Sibirya üzerinden gelen “dondurucu” soğuklar korku nöbeti yaşatırken insanlara, avcı hikayeleri takıldı aklıma.
Önce medyanın hava tahmin raporu veriş tarzına dokunmam gerekiyor.
Ey medya insafın kurusun. Kış aylarındayız ve bu coğrafyada kış aylarında her zaman kar yağar, soğuk olur, don olayları görülür.
Yine böyle bir kış havasını ne biçim veriyorsunuz. “donacağız” “dondurucu soğuklar geliyor”!
Neredeyse gebereceksiniz ey millet diyeceksiniz. Allah sizi ıslah etsin.
Bu girizgahtan sonra asıl konuya geleyim.
Neden yazıya “avcı” diye bir başlık seçtim.
Nedeni şu; ben işim gereği zamanımın çoğunu Yalova'da geçiriyorum. Yalova küçük bir il malumunuz. Eskiden kaymakamı varmış. İstanbul'un ilçesi olarak. Sonra vilayet olmuş.
Yaklaşık iki yüz bin nüfuslu bir şehir burası.
Bu iki yüz bin nüfuslu şehirde kayıtlı olan emlakçı sayısı üç bin imiş. Evet, yanlış duymadınız üç bin kayıtlı emlakçı var. Kayıtsız çalışanların sayısını bilen yok.
İklimi ve toprağı her türlü ekim dikime elverişli olan bu şirin şehir, insanların aç kurtlar gibi arsa rantı elde etme peşinde koştuğu bir yer olmuş. Her geçen gün tüketen ve tükenen bir mekana dönüşüyor.
Üretmek yerine emlakçılık yapmak daha cazip elbette; kısa gün kârı düşünenler için.
Ben acizane bu köşeden hükümet edenlere bu emlak tuzağından ekonomiyi kurtaramazsanız akıbet hiç de iyi olmaz mealinde uyarı yazısı yazmıştım.
Diyeceksiniz ki, senin cirmin ne!.. haklısınız. Ama ben görev ifa ettiğimi düşünüyorum. Beni muhatap almıyorlar diye hayıflandığım yok anlayacağınız.
Eski çağlarda insanlar geçimlerini avcılıkla sağlarlarmış. Öyle anlatırlar!
Sanırım bu durum genlerine işlemiş. Avcılıktan bir türlü vazgeçemiyorlar.
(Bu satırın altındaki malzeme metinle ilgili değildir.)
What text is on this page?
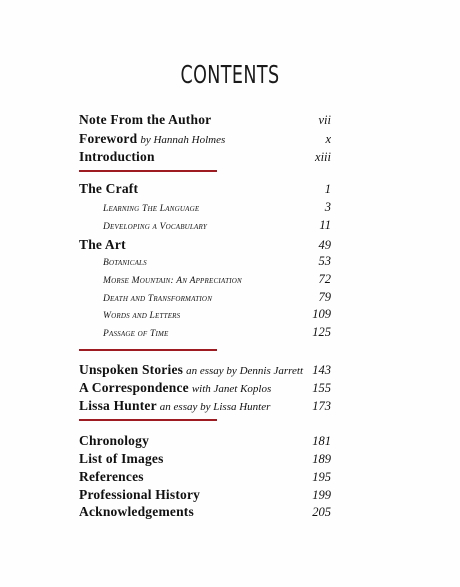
CONTENTS
Note From the Author	vii
Foreword by Hannah Holmes	x
Introduction	xiii
The Craft	1
Learning The Language	3
Developing a Vocabulary	11
The Art	49
Botanicals	53
Morse Mountain: An Appreciation	72
Death and Transformation	79
Words and Letters	109
Passage of Time	125
Unspoken Stories an essay by Dennis Jarrett 143
A Correspondence with Janet Koplos	155
Lissa Hunter an essay by Lissa Hunter	173
Chronology	181
List of Images	189
References	195
Professional History	199
Acknowledgements	205
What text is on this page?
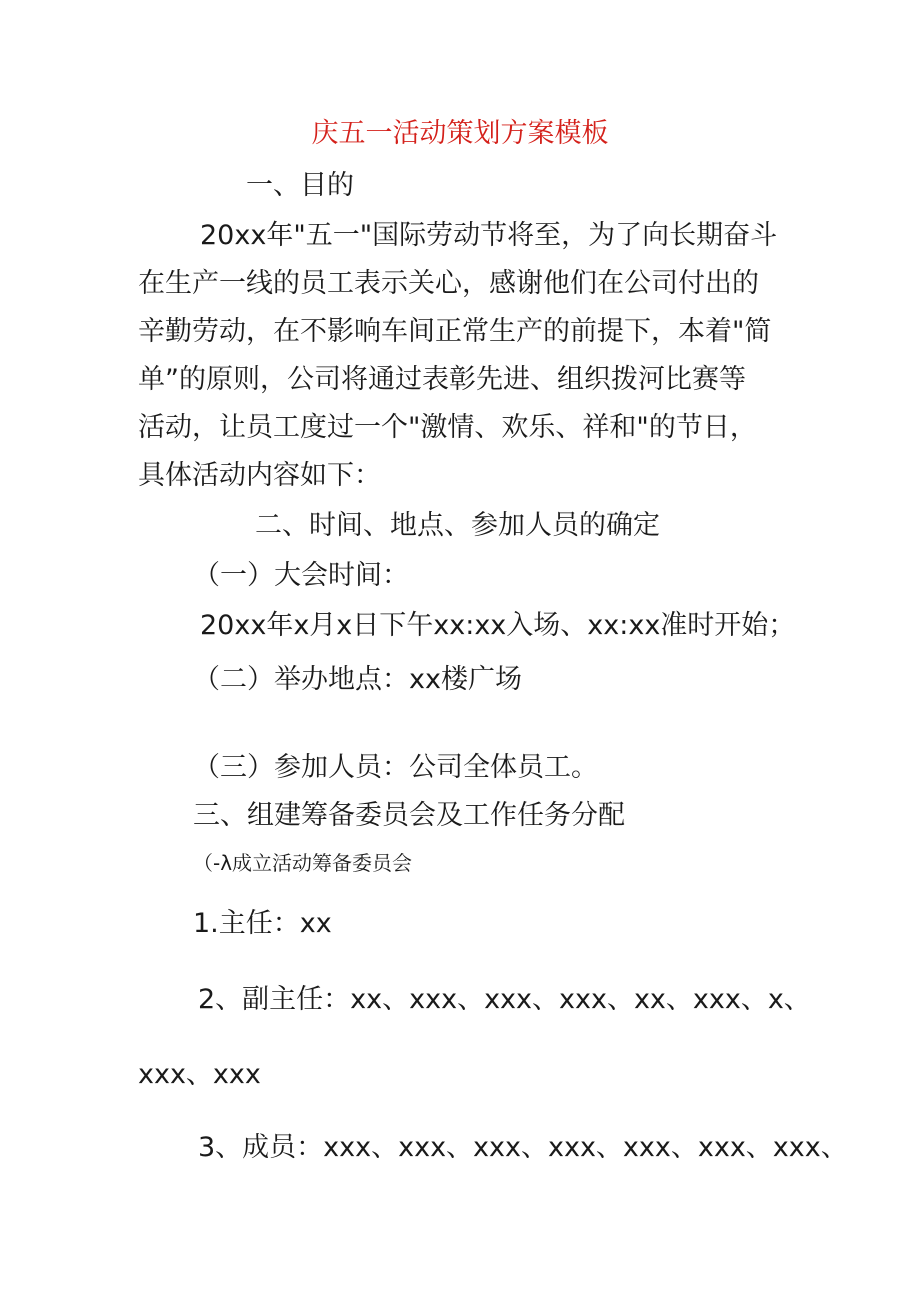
庆五一活动策划方案模板
一、目的
20xx年"五一"国际劳动节将至，为了向长期奋斗
在生产一线的员工表示关心，感谢他们在公司付出的
辛勤劳动，在不影响车间正常生产的前提下，本着"简
单”的原则，公司将通过表彰先进、组织拨河比赛等
活动，让员工度过一个"激情、欢乐、祥和"的节日，
具体活动内容如下：
二、时间、地点、参加人员的确定
（一）大会时间：
20xx年x月x日下午xx:xx入场、xx:xx准时开始；
（二）举办地点：xx楼广场
（三）参加人员：公司全体员工。
三、组建筹备委员会及工作任务分配
（-λ成立活动筹备委员会
1.主任：xx
2、副主任：xx、xxx、xxx、xxx、xx、xxx、x、
xxx、xxx
3、成员：xxx、xxx、xxx、xxx、xxx、xxx、xxx、
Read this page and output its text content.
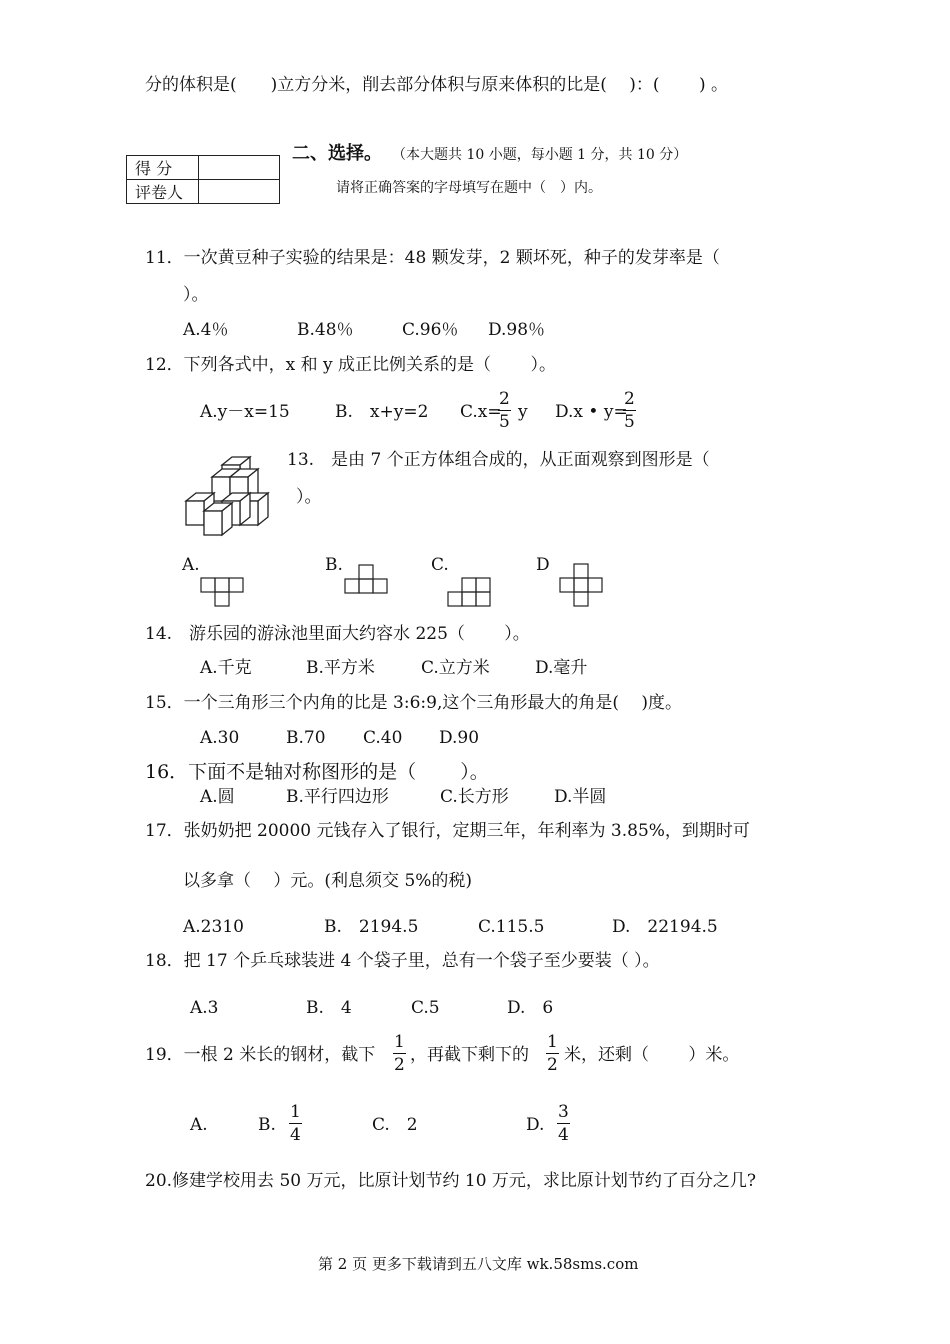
分的体积是(　　)立方分米，削去部分体积与原来体积的比是(　 )：(　　 ) 。
得 分	
评卷人	
二、选择。 （本大题共 10 小题，每小题 1 分，共 10 分）
请将正确答案的字母填写在题中（　）内。
11．一次黄豆种子实验的结果是：48 颗发芽，2 颗坏死，种子的发芽率是（
）。
A.4％	B.48％	C.96％ D.98％
12．下列各式中，x 和 y 成正比例关系的是（　　 ）。
A.y－x=15	B.　x+y=2 C.x=
$\frac{2}{5}$ y D.x • y=
$\frac{2}{5}$
13.　是由 7 个正方体组合成的，从正面观察到图形是（
）。
A.	B.	C.	D
14.　游乐园的游泳池里面大约容水 225（　　 ）。
A.千克	B.平方米	C.立方米	D.毫升
15．一个三角形三个内角的比是 3:6:9,这个三角形最大的角是(　 )度。
A.30	B.70 C.40 D.90
16．下面不是轴对称图形的是（　　 ）。
A.圆	B.平行四边形	C.长方形	D.半圆
17．张奶奶把 20000 元钱存入了银行，定期三年，年利率为 3.85%，到期时可
以多拿（　 ）元。(利息须交 5%的税)
A.2310	B.　2194.5	C.115.5	D.　22194.5
18．把 17 个乒乓球装进 4 个袋子里，总有一个袋子至少要装（ ）。
A.3	B.　4	C.5	D.　6
19．一根 2 米长的钢材，截下 $\frac{1}{2}$ ，再截下剩下的 $\frac{1}{2}$ 米，还剩（　　 ）米。
A.	B. $\frac{1}{4}$	C.　2	D. $\frac{3}{4}$
20.修建学校用去 50 万元，比原计划节约 10 万元，求比原计划节约了百分之几?
第 2 页 更多下载请到五八文库 wk.58sms.com
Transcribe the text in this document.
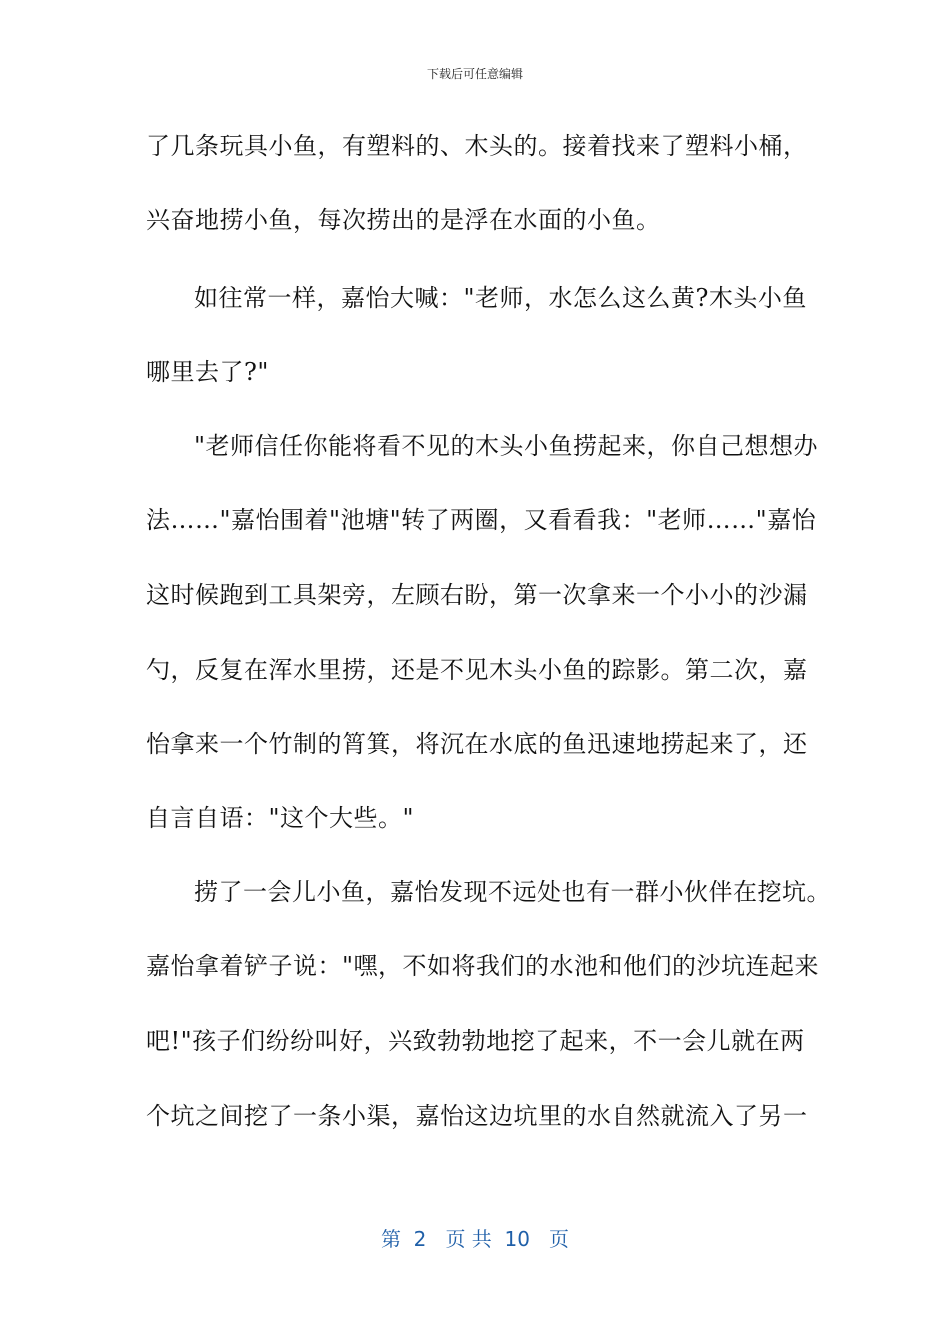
下载后可任意编辑
了几条玩具小鱼，有塑料的、木头的。接着找来了塑料小桶，
兴奋地捞小鱼，每次捞出的是浮在水面的小鱼。
如往常一样，嘉怡大喊："老师，水怎么这么黄?木头小鱼
哪里去了?"
"老师信任你能将看不见的木头小鱼捞起来，你自己想想办
法……"嘉怡围着"池塘"转了两圈，又看看我："老师……"嘉怡
这时候跑到工具架旁，左顾右盼，第一次拿来一个小小的沙漏
勺，反复在浑水里捞，还是不见木头小鱼的踪影。第二次，嘉
怡拿来一个竹制的筲箕，将沉在水底的鱼迅速地捞起来了，还
自言自语："这个大些。"
捞了一会儿小鱼，嘉怡发现不远处也有一群小伙伴在挖坑。
嘉怡拿着铲子说："嘿，不如将我们的水池和他们的沙坑连起来
吧!"孩子们纷纷叫好，兴致勃勃地挖了起来，不一会儿就在两
个坑之间挖了一条小渠，嘉怡这边坑里的水自然就流入了另一
第  2   页 共  10   页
Şimdilerde avcılık şekil değiştirmiş. Avcılar dağ bayır dolaşmak zorunda kalmıyorlar. Uygun yerlere tuzaklar kurup avın gelmesini bekliyorlar.
Avın tuzağa düşmesi için elbette ayartıcı yemler koymayı da ihmal etmiyorlar.
Avcıların korkunç bir dikkatleri vardır. En küçük bir hareketi bile görebilir, hissedebilirler.
Avcılar acımasızdırlar. Bir bakıma acımasız olmak zorundadırlar. Aksi halde avcı olamazlar.
Avcılar var etmeye değil yok etmeye göre program yaparlar. Onların yok etme sınırı bütün avların tükeneceği korkusuna kapılacakları yere kadardır.
Avcı tuzak kurmak ve fırsat kollamak zorundadır.
Avcı din adamıysa(!) cemaati avlar.
Avcı tüccarsa(!) müşteriyi avlar.
Avcı siyasetçi(!) ise vatandaşı avlar!
Herkesin avcı olmaya çalıştığı bir toplum yapısına doğru koşar adım gidiyoruz.
Bu kötü bir gidiş diye düşünüyorum. Umarım çok geç olmadan doğru istikamete dönüş yapabiliriz.